The Importance of Pipes in Bypass Flowbypass drive


Contractors are responsible for bypass flow. To successfully reroute wastewater without interruptions, bypass pipes must be able to handle maximum flow capacity. As a result, the pipes will promote constant flow. All bypasses will differ; site conditions, distance, amount of water to be pumped, and pressures put upon the bypass system will determine yours. Thus, you must make a plan before you implement your operation if possible. Without a plan, for example, you may not know where to discharge the water. This affects what type of bypass system—open, closed, or a combination—to design, as well. Furthermore, if the pipes and pumps can’t handle peak flow, then you put yourself at risk for overflow.

Pumps and Valves

The Importance of Pipes in Bypass Flow

Bypass valves regulate and divert flow in pipes, and they also prevent flow reversal. Before you include pumps in your bypass operation, determine the number of pumps needed for your site, as well as their capacities. A typical bypass operation of a sewage treatment plant requires the amount of pumps to handle the peak flow, which will happen during a large rain event, this information will be obtained from the plant manager  The amount and size of pumps to handle the peak flow will be the amount needed. Many plants will require 100% redundancy. Example, four water pumps to handle the peak flow and four standby pumps for 100% redundancy, although pumps such as the MWI H3NC can accomplish the same operation using only four 24” pumps, standby and primary will accomplish 100% redundancy and can pass 6” solids. These pumps will maintain the overall bypass, and aid in diverting flow around your worksite. They should be able to handle various flow ranges, including low-flow periods, peaks, and the average daily flow as well as be able to handle solids with a diameter of at least 3”. If you’re on the search for pumps for your specific applications, consider bypass pump rental through MWI. We offer our high-quality, expert-tested pumps and 24/7 service at affordable prices.

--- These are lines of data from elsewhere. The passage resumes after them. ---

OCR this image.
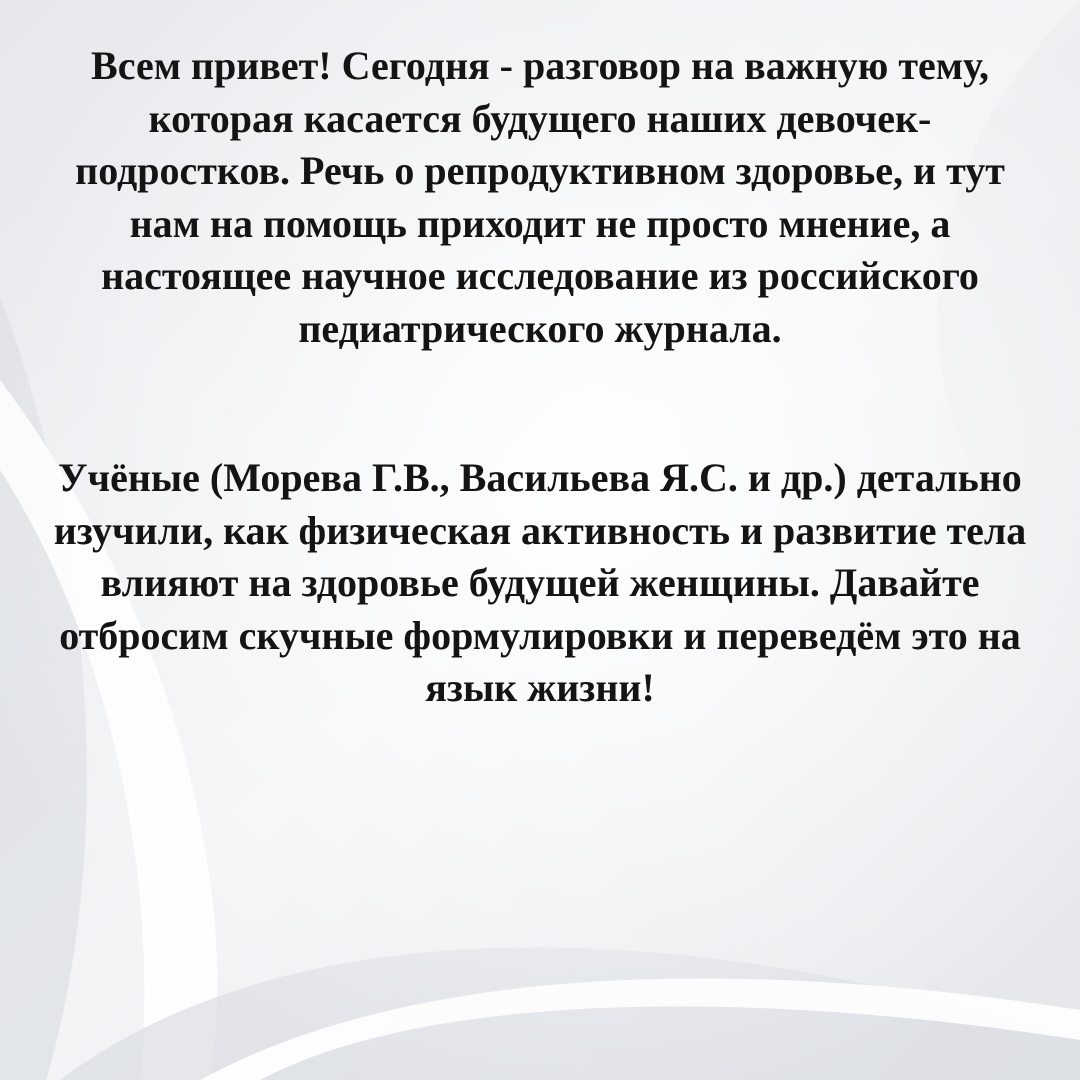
Всем привет! Сегодня - разговор на важную тему,
которая касается будущего наших девочек-
подростков. Речь о репродуктивном здоровье, и тут
нам на помощь приходит не просто мнение, а
настоящее научное исследование из российского
педиатрического журнала.

Учёные (Морева Г.В., Васильева Я.С. и др.) детально
изучили, как физическая активность и развитие тела
влияют на здоровье будущей женщины. Давайте
отбросим скучные формулировки и переведём это на
язык жизни!
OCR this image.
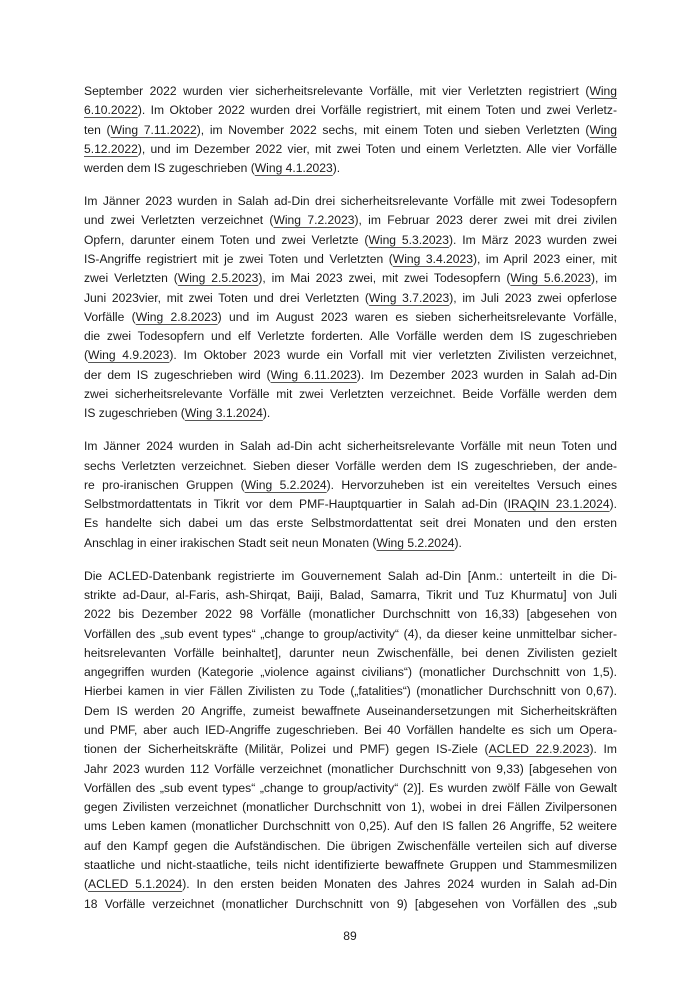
September 2022 wurden vier sicherheitsrelevante Vorfälle, mit vier Verletzten registriert (Wing
6.10.2022). Im Oktober 2022 wurden drei Vorfälle registriert, mit einem Toten und zwei Verletz-
ten (Wing 7.11.2022), im November 2022 sechs, mit einem Toten und sieben Verletzten (Wing
5.12.2022), und im Dezember 2022 vier, mit zwei Toten und einem Verletzten. Alle vier Vorfälle
werden dem IS zugeschrieben (Wing 4.1.2023).
Im Jänner 2023 wurden in Salah ad-Din drei sicherheitsrelevante Vorfälle mit zwei Todesopfern
und zwei Verletzten verzeichnet (Wing 7.2.2023), im Februar 2023 derer zwei mit drei zivilen
Opfern, darunter einem Toten und zwei Verletzte (Wing 5.3.2023). Im März 2023 wurden zwei
IS-Angriffe registriert mit je zwei Toten und Verletzten (Wing 3.4.2023), im April 2023 einer, mit
zwei Verletzten (Wing 2.5.2023), im Mai 2023 zwei, mit zwei Todesopfern (Wing 5.6.2023), im
Juni 2023vier, mit zwei Toten und drei Verletzten (Wing 3.7.2023), im Juli 2023 zwei opferlose
Vorfälle (Wing 2.8.2023) und im August 2023 waren es sieben sicherheitsrelevante Vorfälle,
die zwei Todesopfern und elf Verletzte forderten. Alle Vorfälle werden dem IS zugeschrieben
(Wing 4.9.2023). Im Oktober 2023 wurde ein Vorfall mit vier verletzten Zivilisten verzeichnet,
der dem IS zugeschrieben wird (Wing 6.11.2023). Im Dezember 2023 wurden in Salah ad-Din
zwei sicherheitsrelevante Vorfälle mit zwei Verletzten verzeichnet. Beide Vorfälle werden dem
IS zugeschrieben (Wing 3.1.2024).
Im Jänner 2024 wurden in Salah ad-Din acht sicherheitsrelevante Vorfälle mit neun Toten und
sechs Verletzten verzeichnet. Sieben dieser Vorfälle werden dem IS zugeschrieben, der ande-
re pro-iranischen Gruppen (Wing 5.2.2024). Hervorzuheben ist ein vereiteltes Versuch eines
Selbstmordattentats in Tikrit vor dem PMF-Hauptquartier in Salah ad-Din (IRAQIN 23.1.2024).
Es handelte sich dabei um das erste Selbstmordattentat seit drei Monaten und den ersten
Anschlag in einer irakischen Stadt seit neun Monaten (Wing 5.2.2024).
Die ACLED-Datenbank registrierte im Gouvernement Salah ad-Din [Anm.: unterteilt in die Di-
strikte ad-Daur, al-Faris, ash-Shirqat, Baiji, Balad, Samarra, Tikrit und Tuz Khurmatu] von Juli
2022 bis Dezember 2022 98 Vorfälle (monatlicher Durchschnitt von 16,33) [abgesehen von
Vorfällen des „sub event types“ „change to group/activity“ (4), da dieser keine unmittelbar sicher-
heitsrelevanten Vorfälle beinhaltet], darunter neun Zwischenfälle, bei denen Zivilisten gezielt
angegriffen wurden (Kategorie „violence against civilians“) (monatlicher Durchschnitt von 1,5).
Hierbei kamen in vier Fällen Zivilisten zu Tode („fatalities“) (monatlicher Durchschnitt von 0,67).
Dem IS werden 20 Angriffe, zumeist bewaffnete Auseinandersetzungen mit Sicherheitskräften
und PMF, aber auch IED-Angriffe zugeschrieben. Bei 40 Vorfällen handelte es sich um Opera-
tionen der Sicherheitskräfte (Militär, Polizei und PMF) gegen IS-Ziele (ACLED 22.9.2023). Im
Jahr 2023 wurden 112 Vorfälle verzeichnet (monatlicher Durchschnitt von 9,33) [abgesehen von
Vorfällen des „sub event types“ „change to group/activity“ (2)]. Es wurden zwölf Fälle von Gewalt
gegen Zivilisten verzeichnet (monatlicher Durchschnitt von 1), wobei in drei Fällen Zivilpersonen
ums Leben kamen (monatlicher Durchschnitt von 0,25). Auf den IS fallen 26 Angriffe, 52 weitere
auf den Kampf gegen die Aufständischen. Die übrigen Zwischenfälle verteilen sich auf diverse
staatliche und nicht-staatliche, teils nicht identifizierte bewaffnete Gruppen und Stammesmilizen
(ACLED 5.1.2024). In den ersten beiden Monaten des Jahres 2024 wurden in Salah ad-Din
18 Vorfälle verzeichnet (monatlicher Durchschnitt von 9) [abgesehen von Vorfällen des „sub
89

Additional Bypass Operation Tips from Industry Professionals

  • Of course, it helps to conduct a job walk before you bid on a site. This is key for proper equipment installation and smooth operation. Plus, it’s an easy way to find any concerning barriers early on.
  • For optimal efficiency, always monitor the bypass on site, as most pumps must run 24/7.
  • If you need to minimize noise, equip your pumps with sound attenuating enclosures if possible.
  • Your bypass system must reach a specific TDH at your pumping location; therefore, all pipe hose should be pressure rated and sized properly for the TDH calculations.
  • When flow in a line is blocked, treat the line right away to prevent future damage.